Guémara
On aurait pu penser que seul celui qui touche directement la chair [de la nevela, la carcasse d'un animal mort sans che'hita] contracte l'impureté, mais que celui qui touche le côté externe du cuir de la carcasse, en regard de la chair, sans toucher la chair elle-même, ne devient pas impur. C'est pourquoi le verset enseigne : « il sera impur » [Vayikra 11, 39] — ce mot indique que même celui qui touche le cuir de cette façon devient impur.
יָכוֹל הַנּוֹגֵעַ כְּנֶגֶד בָּשָׂר מֵאֲחוֹרָיו לֹא יְהֵא טָמֵא? תַּלְמוּד לוֹמַר: ״יִטְמָא״.

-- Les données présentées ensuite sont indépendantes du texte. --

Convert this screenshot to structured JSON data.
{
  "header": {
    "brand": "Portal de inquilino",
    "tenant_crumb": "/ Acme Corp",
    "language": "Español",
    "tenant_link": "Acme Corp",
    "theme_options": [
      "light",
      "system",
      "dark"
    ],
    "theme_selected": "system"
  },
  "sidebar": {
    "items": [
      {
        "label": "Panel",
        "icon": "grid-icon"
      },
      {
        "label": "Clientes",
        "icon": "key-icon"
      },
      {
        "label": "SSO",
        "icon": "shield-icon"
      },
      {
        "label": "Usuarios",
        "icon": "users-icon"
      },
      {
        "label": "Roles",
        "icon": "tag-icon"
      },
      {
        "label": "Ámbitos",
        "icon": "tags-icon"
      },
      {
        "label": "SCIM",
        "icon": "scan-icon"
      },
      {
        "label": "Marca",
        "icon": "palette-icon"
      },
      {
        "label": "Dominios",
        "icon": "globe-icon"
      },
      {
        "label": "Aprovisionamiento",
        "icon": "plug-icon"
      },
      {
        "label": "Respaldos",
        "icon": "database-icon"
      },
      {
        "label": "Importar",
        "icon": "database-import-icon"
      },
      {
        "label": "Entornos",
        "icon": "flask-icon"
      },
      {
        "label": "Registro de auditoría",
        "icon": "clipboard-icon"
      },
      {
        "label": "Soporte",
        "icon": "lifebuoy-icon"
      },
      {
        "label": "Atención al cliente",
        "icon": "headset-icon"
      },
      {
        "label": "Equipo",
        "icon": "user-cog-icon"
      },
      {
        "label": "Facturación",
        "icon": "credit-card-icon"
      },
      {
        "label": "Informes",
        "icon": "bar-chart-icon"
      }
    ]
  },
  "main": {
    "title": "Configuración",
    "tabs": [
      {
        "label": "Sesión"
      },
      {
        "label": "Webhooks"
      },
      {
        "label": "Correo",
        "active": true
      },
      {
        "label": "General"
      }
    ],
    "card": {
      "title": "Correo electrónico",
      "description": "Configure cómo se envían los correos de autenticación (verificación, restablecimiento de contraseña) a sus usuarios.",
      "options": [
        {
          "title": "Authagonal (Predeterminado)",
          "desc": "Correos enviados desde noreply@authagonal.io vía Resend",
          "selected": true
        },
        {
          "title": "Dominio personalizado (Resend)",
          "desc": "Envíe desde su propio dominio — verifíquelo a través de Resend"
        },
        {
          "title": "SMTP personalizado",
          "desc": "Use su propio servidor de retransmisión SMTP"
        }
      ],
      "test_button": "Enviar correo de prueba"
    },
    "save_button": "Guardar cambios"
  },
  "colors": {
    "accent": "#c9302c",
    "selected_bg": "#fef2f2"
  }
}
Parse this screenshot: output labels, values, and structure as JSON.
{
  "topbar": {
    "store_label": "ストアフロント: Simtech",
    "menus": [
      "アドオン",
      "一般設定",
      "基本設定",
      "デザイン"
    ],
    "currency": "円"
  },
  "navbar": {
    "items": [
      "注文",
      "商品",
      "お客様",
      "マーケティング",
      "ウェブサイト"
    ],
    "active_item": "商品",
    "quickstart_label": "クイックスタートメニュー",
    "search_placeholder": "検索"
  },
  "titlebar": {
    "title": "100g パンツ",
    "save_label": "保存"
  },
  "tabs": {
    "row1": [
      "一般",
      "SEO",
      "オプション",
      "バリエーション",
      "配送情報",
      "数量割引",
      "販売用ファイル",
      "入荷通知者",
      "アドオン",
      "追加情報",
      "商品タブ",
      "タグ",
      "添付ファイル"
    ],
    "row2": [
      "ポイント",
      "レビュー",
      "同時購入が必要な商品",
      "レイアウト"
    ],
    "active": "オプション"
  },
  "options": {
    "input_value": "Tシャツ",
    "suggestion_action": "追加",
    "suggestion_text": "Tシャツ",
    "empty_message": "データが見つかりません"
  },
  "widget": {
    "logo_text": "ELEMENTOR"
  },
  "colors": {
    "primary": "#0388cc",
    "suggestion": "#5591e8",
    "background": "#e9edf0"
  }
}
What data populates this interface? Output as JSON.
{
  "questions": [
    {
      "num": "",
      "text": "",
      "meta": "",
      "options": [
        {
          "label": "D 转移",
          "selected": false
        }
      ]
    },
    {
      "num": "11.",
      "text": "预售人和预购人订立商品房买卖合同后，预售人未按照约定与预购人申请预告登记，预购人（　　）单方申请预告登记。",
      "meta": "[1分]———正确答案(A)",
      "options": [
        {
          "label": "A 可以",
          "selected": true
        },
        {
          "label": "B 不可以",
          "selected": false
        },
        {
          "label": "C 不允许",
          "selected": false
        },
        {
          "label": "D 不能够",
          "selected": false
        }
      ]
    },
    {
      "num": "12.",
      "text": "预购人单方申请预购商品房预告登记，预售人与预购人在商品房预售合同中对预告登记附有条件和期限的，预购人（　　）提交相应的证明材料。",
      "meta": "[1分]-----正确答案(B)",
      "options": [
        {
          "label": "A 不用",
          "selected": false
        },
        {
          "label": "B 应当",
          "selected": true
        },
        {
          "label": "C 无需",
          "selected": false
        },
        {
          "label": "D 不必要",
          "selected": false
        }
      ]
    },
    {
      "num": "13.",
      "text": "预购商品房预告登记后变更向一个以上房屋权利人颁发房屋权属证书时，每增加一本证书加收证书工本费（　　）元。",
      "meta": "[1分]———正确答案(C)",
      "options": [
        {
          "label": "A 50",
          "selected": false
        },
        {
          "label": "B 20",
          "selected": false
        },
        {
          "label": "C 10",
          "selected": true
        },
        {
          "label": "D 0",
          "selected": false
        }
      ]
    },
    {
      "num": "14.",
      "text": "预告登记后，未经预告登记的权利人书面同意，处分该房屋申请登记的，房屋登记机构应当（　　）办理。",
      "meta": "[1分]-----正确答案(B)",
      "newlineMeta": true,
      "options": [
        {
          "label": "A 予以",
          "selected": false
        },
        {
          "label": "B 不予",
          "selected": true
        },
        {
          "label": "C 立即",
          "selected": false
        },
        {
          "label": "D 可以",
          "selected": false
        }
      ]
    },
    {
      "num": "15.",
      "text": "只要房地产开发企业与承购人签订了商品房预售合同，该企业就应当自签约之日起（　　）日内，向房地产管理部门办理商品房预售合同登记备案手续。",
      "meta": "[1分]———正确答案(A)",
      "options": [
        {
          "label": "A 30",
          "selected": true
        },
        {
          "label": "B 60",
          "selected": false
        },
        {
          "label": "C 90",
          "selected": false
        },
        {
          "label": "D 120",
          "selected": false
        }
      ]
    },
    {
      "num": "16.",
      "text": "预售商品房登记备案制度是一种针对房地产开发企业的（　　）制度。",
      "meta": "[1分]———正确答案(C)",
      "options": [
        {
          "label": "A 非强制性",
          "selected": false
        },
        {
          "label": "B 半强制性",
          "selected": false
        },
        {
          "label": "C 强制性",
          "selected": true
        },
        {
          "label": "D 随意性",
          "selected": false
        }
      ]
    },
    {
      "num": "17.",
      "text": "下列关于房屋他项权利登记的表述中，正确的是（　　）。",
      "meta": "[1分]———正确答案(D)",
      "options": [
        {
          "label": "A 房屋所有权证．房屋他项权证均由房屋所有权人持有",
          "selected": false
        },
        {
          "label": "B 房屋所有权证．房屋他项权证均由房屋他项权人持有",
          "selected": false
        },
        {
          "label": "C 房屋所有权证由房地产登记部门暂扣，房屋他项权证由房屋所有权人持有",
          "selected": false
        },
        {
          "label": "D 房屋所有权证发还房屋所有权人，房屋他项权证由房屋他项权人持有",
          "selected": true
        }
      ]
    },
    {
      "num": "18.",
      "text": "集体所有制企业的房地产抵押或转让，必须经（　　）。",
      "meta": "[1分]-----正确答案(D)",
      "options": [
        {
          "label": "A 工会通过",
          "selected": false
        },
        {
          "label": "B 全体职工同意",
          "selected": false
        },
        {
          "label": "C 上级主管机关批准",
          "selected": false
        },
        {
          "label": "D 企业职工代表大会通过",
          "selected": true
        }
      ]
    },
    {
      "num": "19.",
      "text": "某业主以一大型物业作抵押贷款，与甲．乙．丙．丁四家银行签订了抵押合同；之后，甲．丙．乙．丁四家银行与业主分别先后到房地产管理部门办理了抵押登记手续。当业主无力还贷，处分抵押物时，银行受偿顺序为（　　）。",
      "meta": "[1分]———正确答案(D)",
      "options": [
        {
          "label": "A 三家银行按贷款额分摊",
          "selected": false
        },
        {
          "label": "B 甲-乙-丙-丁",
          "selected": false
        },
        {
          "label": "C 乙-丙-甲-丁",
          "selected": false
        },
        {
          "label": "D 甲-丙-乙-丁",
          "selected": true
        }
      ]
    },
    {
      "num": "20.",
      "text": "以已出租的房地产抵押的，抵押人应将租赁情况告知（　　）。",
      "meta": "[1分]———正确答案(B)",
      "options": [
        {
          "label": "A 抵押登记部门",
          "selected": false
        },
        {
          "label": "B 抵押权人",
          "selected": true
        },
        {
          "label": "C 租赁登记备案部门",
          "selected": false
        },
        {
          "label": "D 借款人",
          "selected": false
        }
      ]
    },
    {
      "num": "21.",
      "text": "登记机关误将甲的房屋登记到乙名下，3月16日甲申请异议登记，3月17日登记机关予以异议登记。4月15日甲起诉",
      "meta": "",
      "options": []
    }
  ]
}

La Guemara demande : que dit la baraïta [dont la première partie semble contredire la seconde] ? Rava a dit — et certains transmettent cette opinion de façon anonyme — : la baraïta est incomplète [il manque une clause] et voici ce qu'elle enseigne : le terme « sa carcasse » [be-nivlatah] enseigne que celui qui touche la chair d'une carcasse devient impur, mais que celui qui touche le cuir d'une carcasse sur lequel il n'y a pas un volume [shi'our] d'une olive [ke-zaïit] de chair ne devient pas impur. Et même si le volume du cuir ajouté à celui de la chair atteint le volume d'une olive, le cuir ne se joint pas [eïno mitztaref] à la chair pour constituer le shi'our d'une olive requis pour transmettre l'impureté de la nevela.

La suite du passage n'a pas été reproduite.